The Empty Shoes

GOSH! WHEN DID THIS HAPPEN? Heaven knows.... A while back, no date I can remember—everything was always so much the same that it was really difficult to distinguish one month from the next. Oh, but January was different. You know, January is the month of the upitos and the bellflowers, but it is also the month when the Three Wise Men pay us a visit.

The grass by the window was tall enough for their horses, and my shoes, a little bashful because they had holes in their tips, were there, waiting, openmouthed and a bit damp with evening dew.

It will soon be midnight.

“They will come after you’re asleep,” my cousin had whispered in a confidential tone. “And they will leave your gifts on top of the shoes.” When I am asleep! But I couldn’t fall asleep, I was hearing the crickets chirping outside, and I thought I heard steps too; but no, it was not them.

To sleep. I had to fall asleep, but how? My shoes were there on the windowsill, waiting.

I have to think about something else so I can fall asleep. Yes, that’s it, I’ll think about something else: “Tomorrow we have to trim the flight feathers and fill the water tank. After that I’ll go by the brook and bring back a basket of honey berries. . . . I should not have brought down that nest that had two naked baby birds with gaping beaks and a look of fear in their eyes. . . .”

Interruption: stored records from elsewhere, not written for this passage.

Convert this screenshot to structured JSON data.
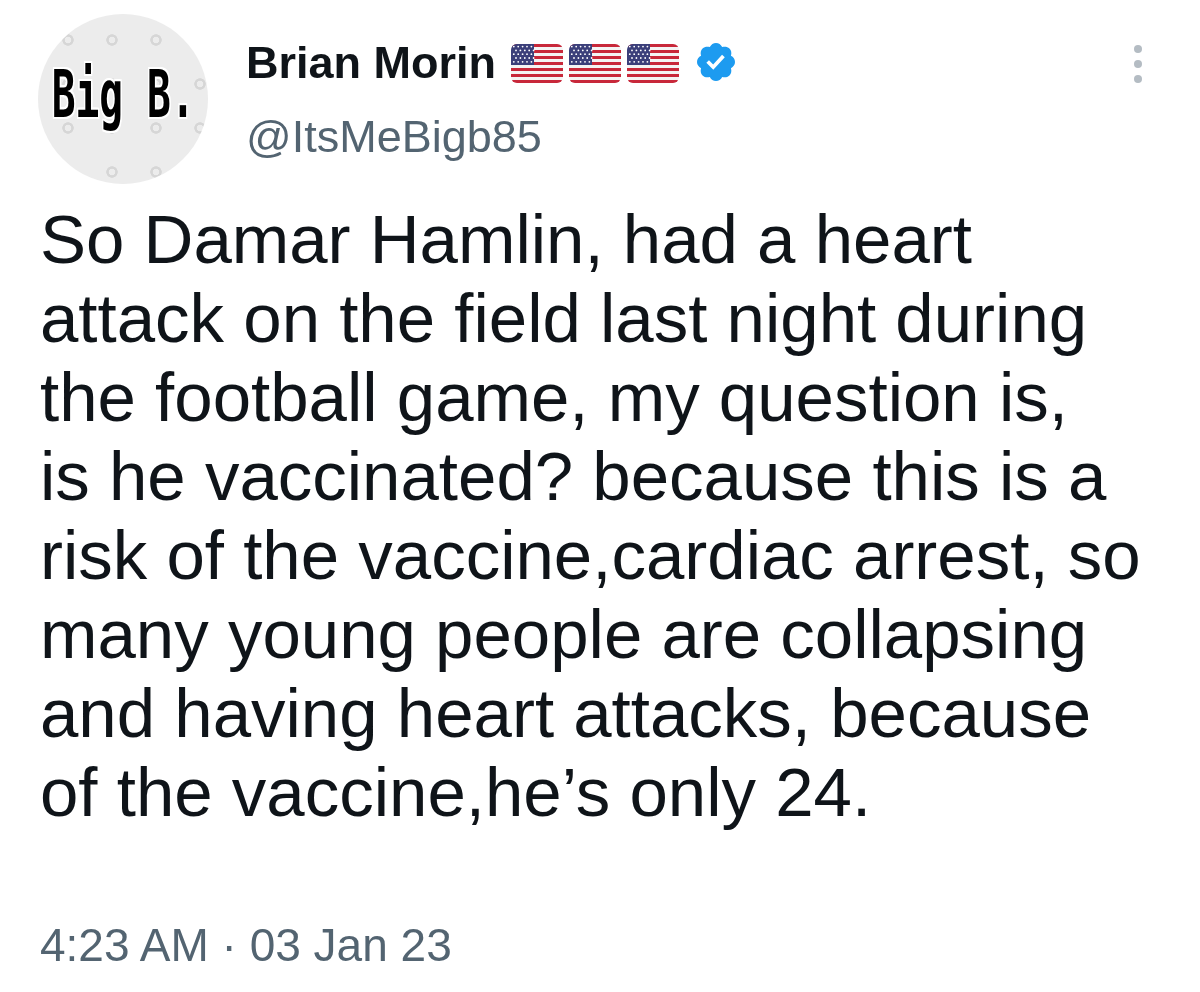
{
  "author": {
    "avatar": {
      "text": "Big B."
    },
    "name": "Brian Morin",
    "name_badges": [
      {
        "kind": "flag"
      },
      {
        "kind": "flag"
      },
      {
        "kind": "flag"
      },
      {
        "kind": "verified"
      }
    ],
    "handle": "@ItsMeBigb85"
  },
  "tweet": {
    "text": "So Damar Hamlin, had a heart\nattack on the field last night during\nthe football game, my question is,\nis he vaccinated? because this is a\nrisk of the vaccine,cardiac arrest, so\nmany young people are collapsing\nand having heart attacks, because\nof the vaccine,he’s only 24.",
    "time": "4:23 AM",
    "separator": "·",
    "date": "03 Jan 23"
  }
}
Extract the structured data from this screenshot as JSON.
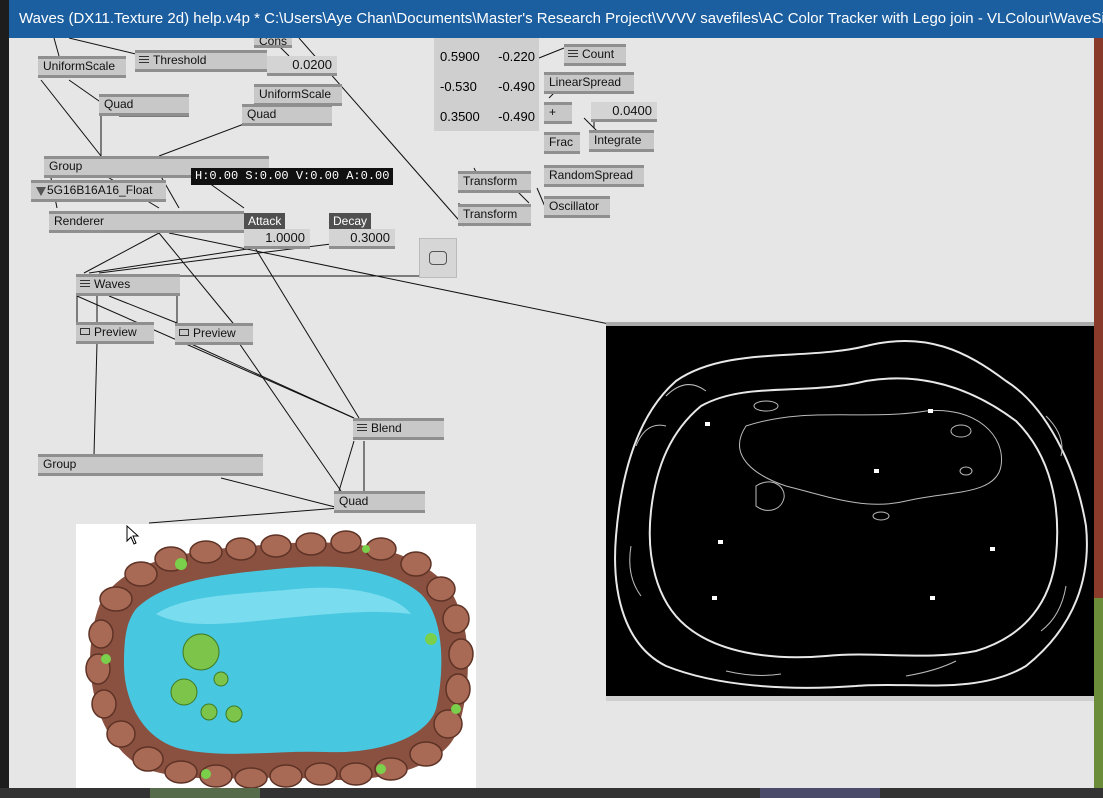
{
  "window": {
    "title": "Waves (DX11.Texture 2d) help.v4p *  C:\\Users\\Aye Chan\\Documents\\Master's Research Project\\VVVV savefiles\\AC Color Tracker with Lego join - VLColour\\WaveSi..."
  },
  "nodes": {
    "cons": "Cons",
    "uniformscale_1": "UniformScale",
    "threshold": "Threshold",
    "threshold_value": "0.0200",
    "uniformscale_2": "UniformScale",
    "quad_1": "Quad",
    "quad_2": "Quad",
    "group_1": "Group",
    "hsva": "H:0.00  S:0.00  V:0.00  A:0.00",
    "format": "5G16B16A16_Float",
    "renderer": "Renderer",
    "attack_label": "Attack",
    "attack_value": "1.0000",
    "decay_label": "Decay",
    "decay_value": "0.3000",
    "waves": "Waves",
    "preview_1": "Preview",
    "preview_2": "Preview",
    "blend": "Blend",
    "group_2": "Group",
    "quad_3": "Quad",
    "count": "Count",
    "linearspread": "LinearSpread",
    "plus": "+",
    "plus_value": "0.0400",
    "frac": "Frac",
    "integrate": "Integrate",
    "randomspread": "RandomSpread",
    "oscillator": "Oscillator",
    "transform_1": "Transform",
    "transform_2": "Transform"
  },
  "spread_values": [
    [
      "0.5900",
      "-0.220"
    ],
    [
      "-0.530",
      "-0.490"
    ],
    [
      "0.3500",
      "-0.490"
    ]
  ],
  "colors": {
    "titlebar": "#1c5fa0",
    "patch_bg": "#e6e6e6",
    "node": "#c8c8c8",
    "wire": "#111111",
    "water": "#48c8e0",
    "rock": "#8a5040"
  }
}
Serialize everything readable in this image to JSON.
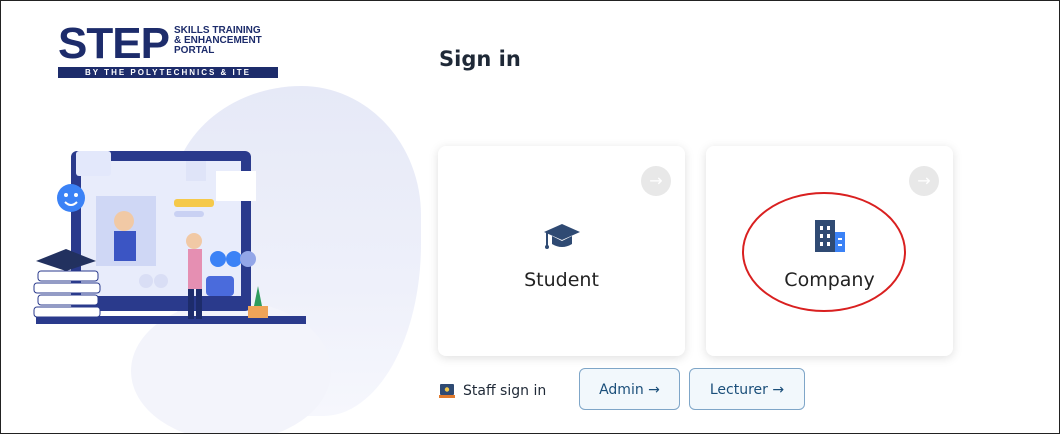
{
  "logo": {
    "big_text": "STEP",
    "small_lines": [
      "SKILLS TRAINING",
      "& ENHANCEMENT",
      "PORTAL"
    ],
    "tagline": "BY THE POLYTECHNICS & ITE"
  },
  "signin": {
    "title": "Sign in",
    "student_label": "Student",
    "company_label": "Company",
    "arrow_glyph": "→"
  },
  "staff": {
    "label": "Staff sign in",
    "admin_label": "Admin →",
    "lecturer_label": "Lecturer →"
  },
  "colors": {
    "brand_navy": "#1d2c6b",
    "button_border": "#7fa6c8",
    "annotation_red": "#d92020",
    "icon_blue": "#2f4a73"
  },
  "icons": [
    "graduation-cap-icon",
    "building-icon",
    "arrow-right-icon",
    "staff-laptop-icon"
  ]
}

I woke up. It was so early that only a few scant rays of light were coming through the window. Almost blindly I walked to the window. How many surprises, I thought, were awaiting me. . . . But no. I touched the moist leather of my shoes: they were empty, completely empty.

Then my mother came and kissed me in silence, caressed my wet eyes with hands tired of washing dishes, nudged me softly to the edge of the bed, and slipped the shoes on my feet. “Come,” she whispered then, “the coffee is ready.” Then I went out and got soaked with dew. I had some flight feathers to trim.

Everything was so beautiful outside. So many bellflowers. So many of them you could walk over them without stepping on the earth, and so many upito flowers covering the ground that you couldn’t see the holes in my shoes anymore.